Debt as a consideration
Chargeable consideration can be the:
- satisfaction (release) of a debt due to the buyer or owed by the seller, or
- assumption of an existing debt by the buyer.
It does not matter whether it is in part or a whole amount. The debt which has been satisfied, released or assumed determines the amount of the chargeable consideration. That amount cannot exceed the market value of the purchased or transferred property (see LBTT2016).
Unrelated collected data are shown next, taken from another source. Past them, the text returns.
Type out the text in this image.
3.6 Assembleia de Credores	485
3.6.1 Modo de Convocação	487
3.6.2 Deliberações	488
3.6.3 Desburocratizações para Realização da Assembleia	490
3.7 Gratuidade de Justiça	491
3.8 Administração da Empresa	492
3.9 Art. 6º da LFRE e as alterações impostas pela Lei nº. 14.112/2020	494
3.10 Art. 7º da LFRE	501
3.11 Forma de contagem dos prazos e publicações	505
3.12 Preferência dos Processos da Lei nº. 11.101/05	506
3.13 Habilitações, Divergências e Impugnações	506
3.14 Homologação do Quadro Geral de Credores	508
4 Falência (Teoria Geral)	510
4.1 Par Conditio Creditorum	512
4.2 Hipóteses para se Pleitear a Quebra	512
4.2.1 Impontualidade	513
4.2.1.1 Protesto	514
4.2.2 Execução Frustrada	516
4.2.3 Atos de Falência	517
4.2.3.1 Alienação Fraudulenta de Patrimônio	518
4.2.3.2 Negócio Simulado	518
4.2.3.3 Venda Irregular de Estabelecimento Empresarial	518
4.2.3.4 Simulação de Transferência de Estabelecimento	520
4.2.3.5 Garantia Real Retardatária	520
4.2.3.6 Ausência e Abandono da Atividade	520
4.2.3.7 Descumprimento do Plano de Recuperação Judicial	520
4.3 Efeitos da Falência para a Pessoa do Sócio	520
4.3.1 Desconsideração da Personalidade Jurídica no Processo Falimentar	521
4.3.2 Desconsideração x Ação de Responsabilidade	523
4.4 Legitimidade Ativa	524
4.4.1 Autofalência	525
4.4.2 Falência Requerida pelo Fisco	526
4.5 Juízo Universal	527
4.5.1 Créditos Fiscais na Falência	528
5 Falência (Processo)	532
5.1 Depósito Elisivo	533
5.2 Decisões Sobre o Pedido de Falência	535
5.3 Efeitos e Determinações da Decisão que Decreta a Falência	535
Assumption of existing debt by the buyer
For the purpose of determining chargeable consideration for a land transaction you assume a debt when:
- a debt is secured on property both immediately before and immediately after a land transaction and the rights or liabilities of any party to the transaction in relation to that debt change;
- there is an agreement between two or more people whereby one or more of them agree to be liable for an existing debt when they were not previously liable for it;
- one party indemnifies another for any liability the other party has in relation to a debt.
In addition, if a debt is discharged or released, in whole or in part, in connection with a land transaction then the amount discharged or released forms chargeable consideration.
Where a property is held in undivided shares by two or more persons (colloquially referred as as being “in joint names”) then, if a secured debt is assumed, the chargeable consideration is the proportion of the debt corresponding to the amount of each person’s individual share of the property.
Debt is defined as an obligation, whether certain or contingent, to pay a sum of money either immediately or at a future date.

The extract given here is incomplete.